A jury at the inquest into the death of a 21-year old Bromsgrove man who died whilst in custody at HMP and YOI Swinfen Hall in Staffordshire, has found that a number of failings by prison and healthcare staff contributed to his death.
On 23 January 2014, Luke was discovered in possession of drugs during his transfer to HMP and YOI Swinfen Hall. He informed prison staff that he had been persuaded to act as a mule for the drugs by another inmate. On 31 January, Luke was discovered trying to hang himself in his cell. He reported that he had attempted suicide because inmates had demanded money for the seized drugs and threatened violence against him if he failed to pay. Suicide and self-harm prevention measures were put in place by the prison, however, they were brought to an end after just one week.
Luke informed the prison on multiple occasions in February and March 2014 that the bullying and threat of violence against him remained, and reported that he was scared. Prison staff moved Luke to a different wing a total of six times. No attempts were made to investigate the threats against Luke or to discipline the perpetrators, despite Luke having provided the names of those who were bullying him.
Luke was not considered for further suicide and self-harm prevention measures, neither was he referred for a mental health assessment at any point during the process despite stating that he wanted emotional support and was depressed. Contrary to prison service guidelines, there was no input from mental health professionals at the suicide and self-harm prevention assessment meeting, and minimal input in the process that followed.
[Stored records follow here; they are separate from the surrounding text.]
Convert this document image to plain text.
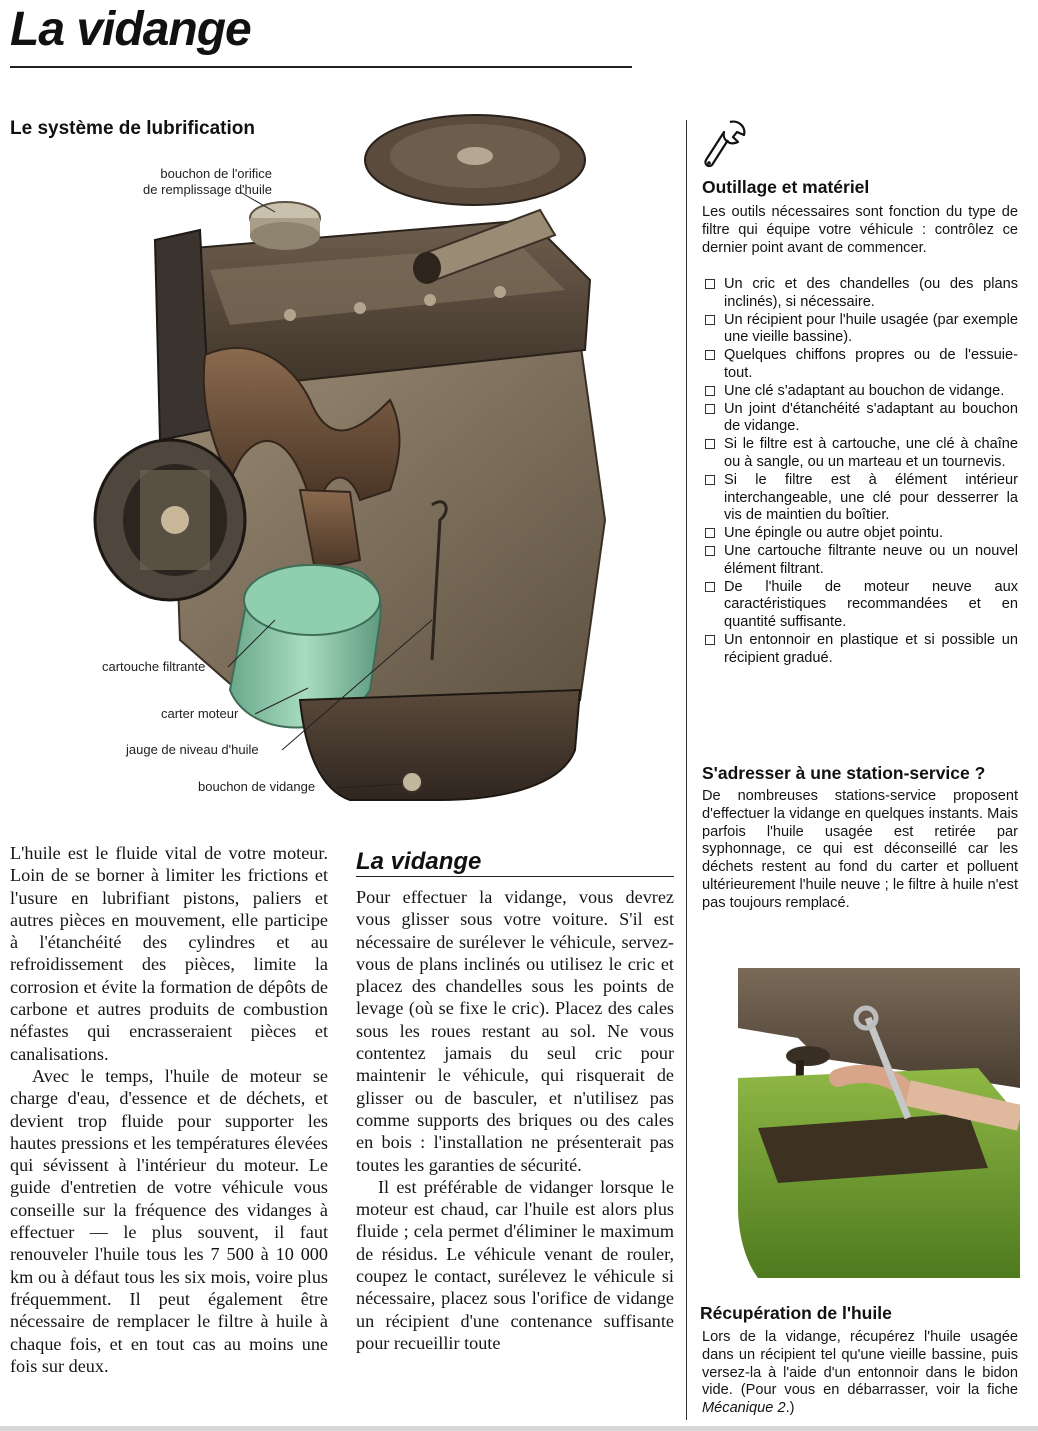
La vidange
Le système de lubrification
bouchon de l'orifice
de remplissage d'huile
cartouche filtrante
carter moteur
jauge de niveau d'huile
bouchon de vidange

L'huile est le fluide vital de votre moteur. Loin de se borner à limiter les frictions et l'usure en lubrifiant pistons, paliers et autres pièces en mouvement, elle participe à l'étanchéité des cylindres et au refroidissement des pièces, limite la corrosion et évite la formation de dépôts de carbone et autres produits de combustion néfastes qui encrasseraient pièces et canalisations.

Avec le temps, l'huile de moteur se charge d'eau, d'essence et de déchets, et devient trop fluide pour supporter les hautes pressions et les températures élevées qui sévissent à l'intérieur du moteur. Le guide d'entretien de votre véhicule vous conseille sur la fréquence des vidanges à effectuer — le plus souvent, il faut renouveler l'huile tous les 7 500 à 10 000 km ou à défaut tous les six mois, voire plus fréquemment. Il peut également être nécessaire de remplacer le filtre à huile à chaque fois, et en tout cas au moins une fois sur deux.

La vidange

Pour effectuer la vidange, vous devrez vous glisser sous votre voiture. S'il est nécessaire de surélever le véhicule, servez-vous de plans inclinés ou utilisez le cric et placez des chandelles sous les points de levage (où se fixe le cric). Placez des cales sous les roues restant au sol. Ne vous contentez jamais du seul cric pour maintenir le véhicule, qui risquerait de glisser ou de basculer, et n'utilisez pas comme supports des briques ou des cales en bois : l'installation ne présenterait pas toutes les garanties de sécurité.

Il est préférable de vidanger lorsque le moteur est chaud, car l'huile est alors plus fluide ; cela permet d'éliminer le maximum de résidus. Le véhicule venant de rouler, coupez le contact, surélevez le véhicule si nécessaire, placez sous l'orifice de vidange un récipient d'une contenance suffisante pour recueillir toute

Outillage et matériel
Les outils nécessaires sont fonction du type de filtre qui équipe votre véhicule : contrôlez ce dernier point avant de commencer.
Un cric et des chandelles (ou des plans inclinés), si nécessaire.
Un récipient pour l'huile usagée (par exemple une vieille bassine).
Quelques chiffons propres ou de l'essuie-tout.
Une clé s'adaptant au bouchon de vidange.
Un joint d'étanchéité s'adaptant au bouchon de vidange.
Si le filtre est à cartouche, une clé à chaîne ou à sangle, ou un marteau et un tournevis.
Si le filtre est à élément intérieur interchangeable, une clé pour desserrer la vis de maintien du boîtier.
Une épingle ou autre objet pointu.
Une cartouche filtrante neuve ou un nouvel élément filtrant.
De l'huile de moteur neuve aux caractéristiques recommandées et en quantité suffisante.
Un entonnoir en plastique et si possible un récipient gradué.
S'adresser à une station-service ?
De nombreuses stations-service proposent d'effectuer la vidange en quelques instants. Mais parfois l'huile usagée est retirée par syphonnage, ce qui est déconseillé car les déchets restent au fond du carter et polluent ultérieurement l'huile neuve ; le filtre à huile n'est pas toujours remplacé.
Récupération de l'huile
Lors de la vidange, récupérez l'huile usagée dans un récipient tel qu'une vieille bassine, puis versez-la à l'aide d'un entonnoir dans le bidon vide. (Pour vous en débarrasser, voir la fiche Mécanique 2.)
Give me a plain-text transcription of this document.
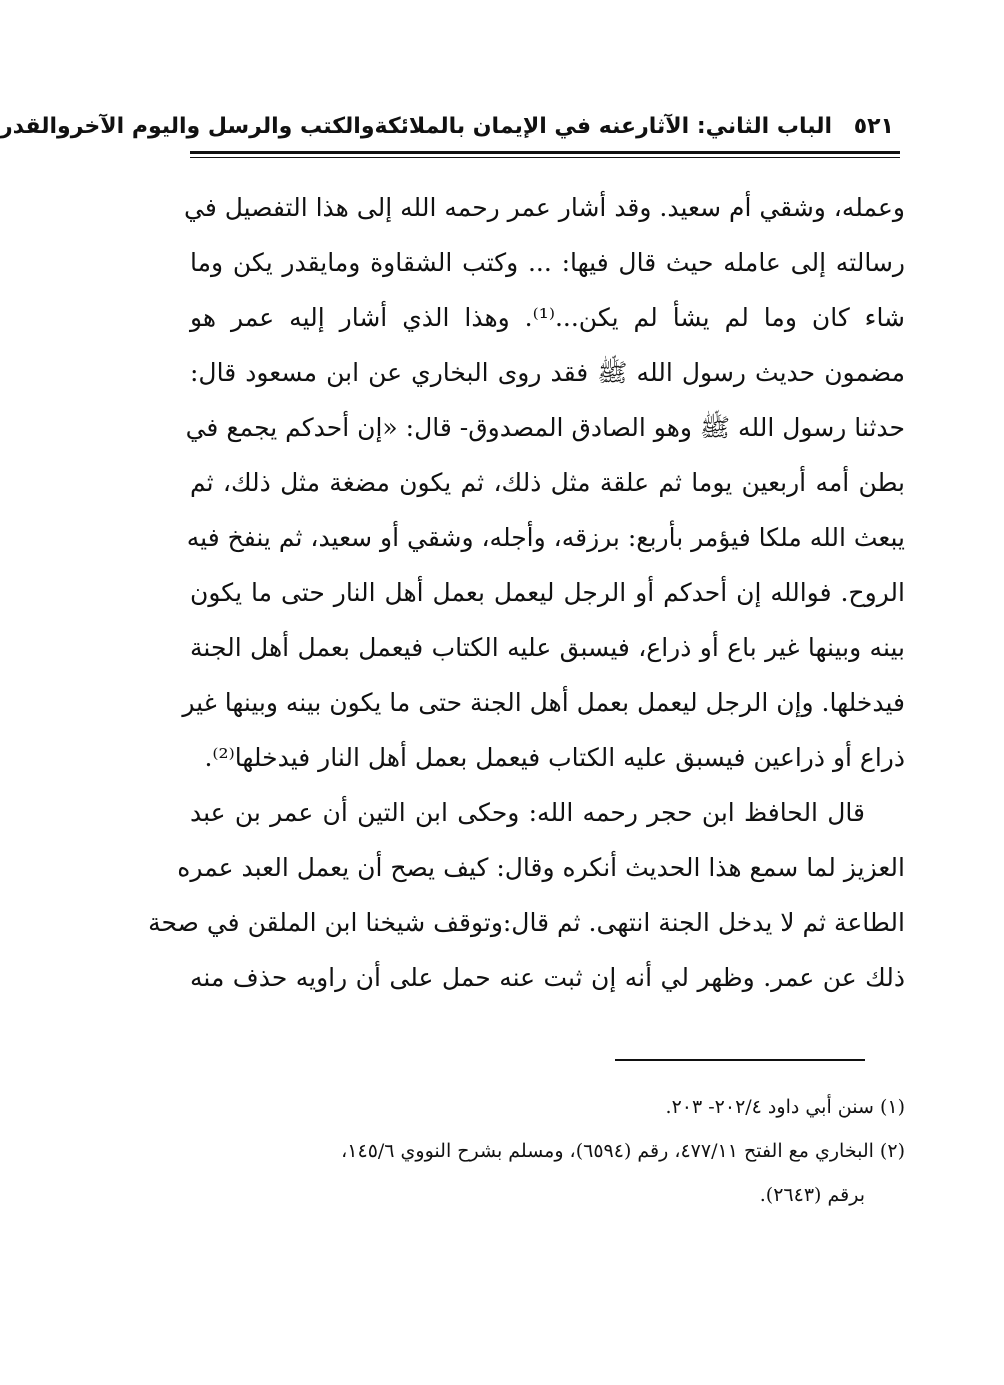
٥٢١ الباب الثاني: الآثارعنه في الإيمان بالملائكةوالكتب والرسل واليوم الآخروالقدر
وعمله، وشقي أم سعيد. وقد أشار عمر رحمه الله إلى هذا التفصيل في
رسالته إلى عامله حيث قال فيها: ... وكتب الشقاوة ومايقدر يكن وما
شاء كان وما لم يشأ لم يكن...⁽¹⁾. وهذا الذي أشار إليه عمر هو
مضمون حديث رسول الله ﷺ فقد روى البخاري عن ابن مسعود قال:
حدثنا رسول الله ﷺ وهو الصادق المصدوق- قال: «إن أحدكم يجمع في
بطن أمه أربعين يوما ثم علقة مثل ذلك، ثم يكون مضغة مثل ذلك، ثم
يبعث الله ملكا فيؤمر بأربع: برزقه، وأجله، وشقي أو سعيد، ثم ينفخ فيه
الروح. فوالله إن أحدكم أو الرجل ليعمل بعمل أهل النار حتى ما يكون
بينه وبينها غير باع أو ذراع، فيسبق عليه الكتاب فيعمل بعمل أهل الجنة
فيدخلها. وإن الرجل ليعمل بعمل أهل الجنة حتى ما يكون بينه وبينها غير
ذراع أو ذراعين فيسبق عليه الكتاب فيعمل بعمل أهل النار فيدخلها⁽²⁾.
قال الحافظ ابن حجر رحمه الله: وحكى ابن التين أن عمر بن عبد
العزيز لما سمع هذا الحديث أنكره وقال: كيف يصح أن يعمل العبد عمره
الطاعة ثم لا يدخل الجنة انتهى. ثم قال:وتوقف شيخنا ابن الملقن في صحة
ذلك عن عمر. وظهر لي أنه إن ثبت عنه حمل على أن راويه حذف منه
(١) سنن أبي داود ٢٠٢/٤- ٢٠٣.
(٢) البخاري مع الفتح ٤٧٧/١١، رقم (٦٥٩٤)، ومسلم بشرح النووي ١٤٥/٦،
برقم (٢٦٤٣).
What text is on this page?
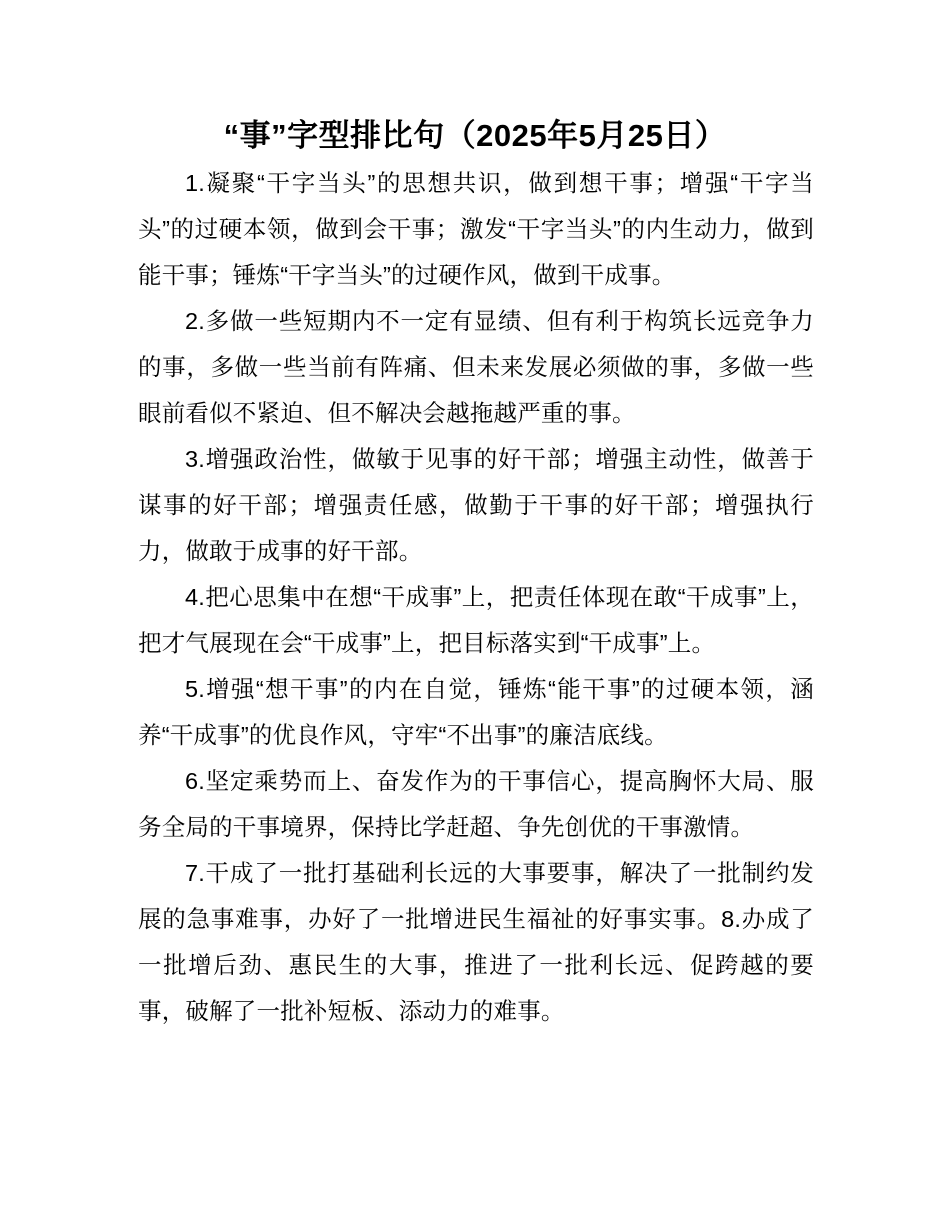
“事”字型排比句（2025年5月25日）

1.凝聚“干字当头”的思想共识，做到想干事；增强“干字当头”的过硬本领，做到会干事；激发“干字当头”的内生动力，做到能干事；锤炼“干字当头”的过硬作风，做到干成事。

2.多做一些短期内不一定有显绩、但有利于构筑长远竞争力的事，多做一些当前有阵痛、但未来发展必须做的事，多做一些眼前看似不紧迫、但不解决会越拖越严重的事。

3.增强政治性，做敏于见事的好干部；增强主动性，做善于谋事的好干部；增强责任感，做勤于干事的好干部；增强执行力，做敢于成事的好干部。

4.把心思集中在想“干成事”上，把责任体现在敢“干成事”上，把才气展现在会“干成事”上，把目标落实到“干成事”上。

5.增强“想干事”的内在自觉，锤炼“能干事”的过硬本领，涵养“干成事”的优良作风，守牢“不出事”的廉洁底线。

6.坚定乘势而上、奋发作为的干事信心，提高胸怀大局、服务全局的干事境界，保持比学赶超、争先创优的干事激情。

7.干成了一批打基础利长远的大事要事，解决了一批制约发展的急事难事，办好了一批增进民生福祉的好事实事。8.办成了一批增后劲、惠民生的大事，推进了一批利长远、促跨越的要事，破解了一批补短板、添动力的难事。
On the evening of 26 March 2014, Luke was found hanging in his cell, having used his bed sheets to form a ligature.
Following a four-day inquest in Stafford, the jury determined that following factors had contributed to Luke’s death:
- Discipline and Healthcare staff failed to act on all the information available to them in managing Luke’s suicide and self-harm risk.
2. The prison missed opportunities for Luke to have a mental health assessment.
3. The prison failed to tackle the bullying issues.
Following the jury’s conclusion, HM Coroner for Staffordshire South, Mr Andrew A Haigh confirmed that he would be issuing a Prevention of Future Deaths Report, providing a formal recommendation to YOI Swinfen Hall to review their suicide and self-harm prevention process.
Luke’s family was represented at the inquest by Ifeanyi Odogwu of Garden Court Chambers. Ifeanyi was instructed by Cormac McDonough from Hodge Jones & Allen. In a press release, Mr McDonough stated:
“This is not only a failing on the part of individual staff members at YOI Swinfen Hall, but on the part of the Prison Service for failing to provide adequate systems, policies, training and monitoring to address the problem of bullying in prisons and to care for those affected by bullying.”